L’equilibrio è la capacità del ballerino nel mantenere una determinata posa, in qualsiasi appoggio del piede, dalla pianta a terra alla punta ed in qualsiasi posizione. Le leggi dell’equilibrio nella danza classica sono due, la legge dell’opposizione tra le braccia e le gambe e la legge dell’épaulement, ed ambedue devono essere applicate costantemente al corpo del ballerino. A queste due leggi sono collegati altri importanti principi della danza classica come l’àplomb.

Secondo la legge dell’opposizione sia nel movimento che nello stato di riposo le braccia devono opporsi alle gambe, nel senso che la tensione di forze opposte che si crea tra le braccia e le gambe permette al corpo del ballerino di restare in equilibrio anche nei passi e nelle legazioni più complesse. Di fatto la legge dell’opposizione si basa sulla contrapposizione naturale esistente nel corpo umano tra le braccia e le gambe quando cammina e che viene codificata già dall’Académie Royale de Danse. Tale principio viene ribadito poi  nell’ottocento anche da Carlo Blasis che lo intende come regola di base per port de bras e pose ed ancora oggi nella danza accademica l’opposizione costituisce il principio attraverso il quale viene definito e costruito l’equilibrio formale (e sostanziale) delle pose, pur con differenze tra le varie scuole

La seconda legge dell’equilibrio,la legge dell’épaulement, prevede che la gamba in avanti debba essere controbilanciata dalla spalla corrispondente sia quando è arto libero, ovvero durante il movimento, sia che regga il peso del come arto portante. Ambedue queste leggi, come abbiamo già detto,vengono applicate alla posa.

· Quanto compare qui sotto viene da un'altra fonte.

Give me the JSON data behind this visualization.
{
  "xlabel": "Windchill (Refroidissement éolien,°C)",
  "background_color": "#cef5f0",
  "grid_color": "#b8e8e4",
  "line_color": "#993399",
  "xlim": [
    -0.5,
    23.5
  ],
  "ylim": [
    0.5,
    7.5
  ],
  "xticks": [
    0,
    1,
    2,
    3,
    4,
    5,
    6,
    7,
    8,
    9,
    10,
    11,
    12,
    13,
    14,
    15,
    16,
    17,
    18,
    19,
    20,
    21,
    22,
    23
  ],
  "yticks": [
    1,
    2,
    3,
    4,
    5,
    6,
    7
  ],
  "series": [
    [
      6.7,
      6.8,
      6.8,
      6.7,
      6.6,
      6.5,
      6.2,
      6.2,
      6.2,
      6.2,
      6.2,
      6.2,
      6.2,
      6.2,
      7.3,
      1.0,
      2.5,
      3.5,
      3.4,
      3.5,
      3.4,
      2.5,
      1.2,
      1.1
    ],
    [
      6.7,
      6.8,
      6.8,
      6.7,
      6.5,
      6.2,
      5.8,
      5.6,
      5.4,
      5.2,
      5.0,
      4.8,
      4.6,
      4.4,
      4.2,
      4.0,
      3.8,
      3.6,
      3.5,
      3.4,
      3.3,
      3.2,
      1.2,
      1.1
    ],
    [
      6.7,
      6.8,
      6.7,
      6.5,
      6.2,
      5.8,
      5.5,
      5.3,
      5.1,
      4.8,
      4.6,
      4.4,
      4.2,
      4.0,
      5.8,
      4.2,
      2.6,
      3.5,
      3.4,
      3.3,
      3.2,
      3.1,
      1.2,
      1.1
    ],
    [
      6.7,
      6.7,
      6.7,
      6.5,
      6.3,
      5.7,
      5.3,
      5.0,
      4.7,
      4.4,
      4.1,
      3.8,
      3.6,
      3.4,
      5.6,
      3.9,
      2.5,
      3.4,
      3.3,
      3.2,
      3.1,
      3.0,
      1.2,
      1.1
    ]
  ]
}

La posa  può essere definita come una posizione del corpo, che, benchè venga prodotta dal movimento, si fissa nello spazio definendo il corpo del ballerino e la relazione esistente fra le varie parti del corpo. La posa è considerata una forma composta di costruzione del corpo, in cui le varie parti partecipano alla sua composizione anche attraverso posizioni e direzioni diverse tra loro e che nel suo complesso definisce l’atteggiamento globale del corpo del ballerino nello spazio. La posa è già una prima forma di coordinazione di base poiché riassume la posizione delle braccia e delle mani, delle gambe, del tronco, della testa e dello sguardo anche in rapporto al concetto di épaulement, croisé, effacé, ecarté, e quindi anche il rapporto allo spazio ed all’orientamento del corpo nello spazio.

La posa è mantenuta grazie ad un àplomb o equilibrio, solido e sicuro che è insito nella posa stessa intesa come equilibrio di forze contrapposte e che solitamente rappresenta il punto culminante o anche finale di un enchainement o legazione. Ma l’àplomb nella danza classica è anche molto di più. E’ un atteggiamento mentale, una capacità di armonia e compostezza, di serena fierezza come di padronanza e controllo. 

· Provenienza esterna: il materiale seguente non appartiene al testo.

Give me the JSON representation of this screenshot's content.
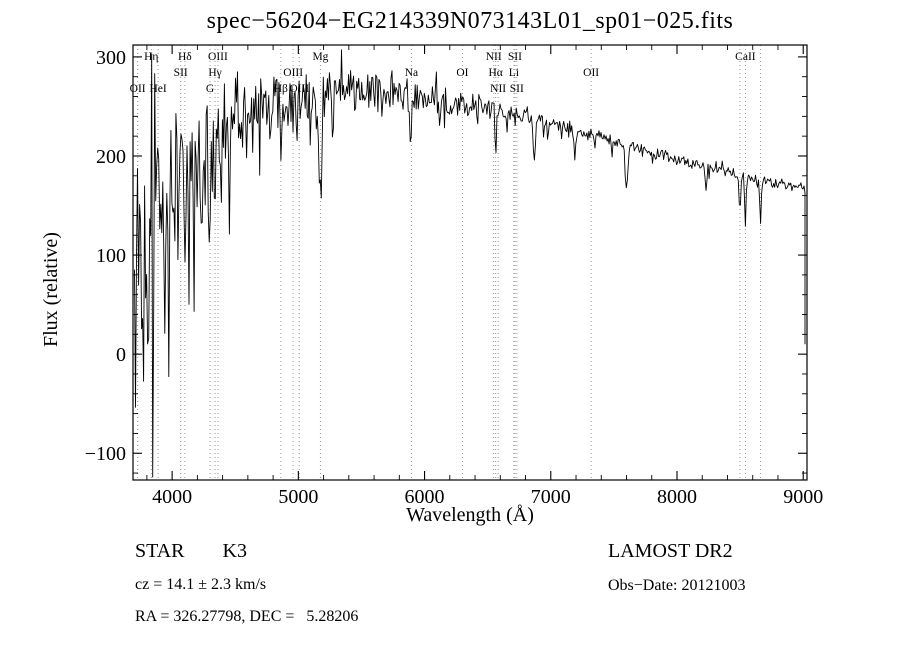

La posa ha un ruolo fondamentale nello studio della danza classica accademica in tutti i passi e movimenti sia per creare forme, sia nel continuum del movimento. Già nella ricerca formale della metà del ‘700 in rapporto alle arti figurative, che è poi proseguita nell ’800 suggerendo un nuovo rapporto del ballerino con lo spazio scenico, le pose sono state oggetto di una codificazione che ne ha fissato alcune forme di base. Il corpo del ballerino durante la posa assume generalmente una posizione obliqua di époulement con le braccia in posizione asimmetrica e lo sguardo nella direzione opposta a quella del tronco. Le pose si contrappongono alle posizioni in cui il corpo del ballerino si dispone frontalmente al pubblico.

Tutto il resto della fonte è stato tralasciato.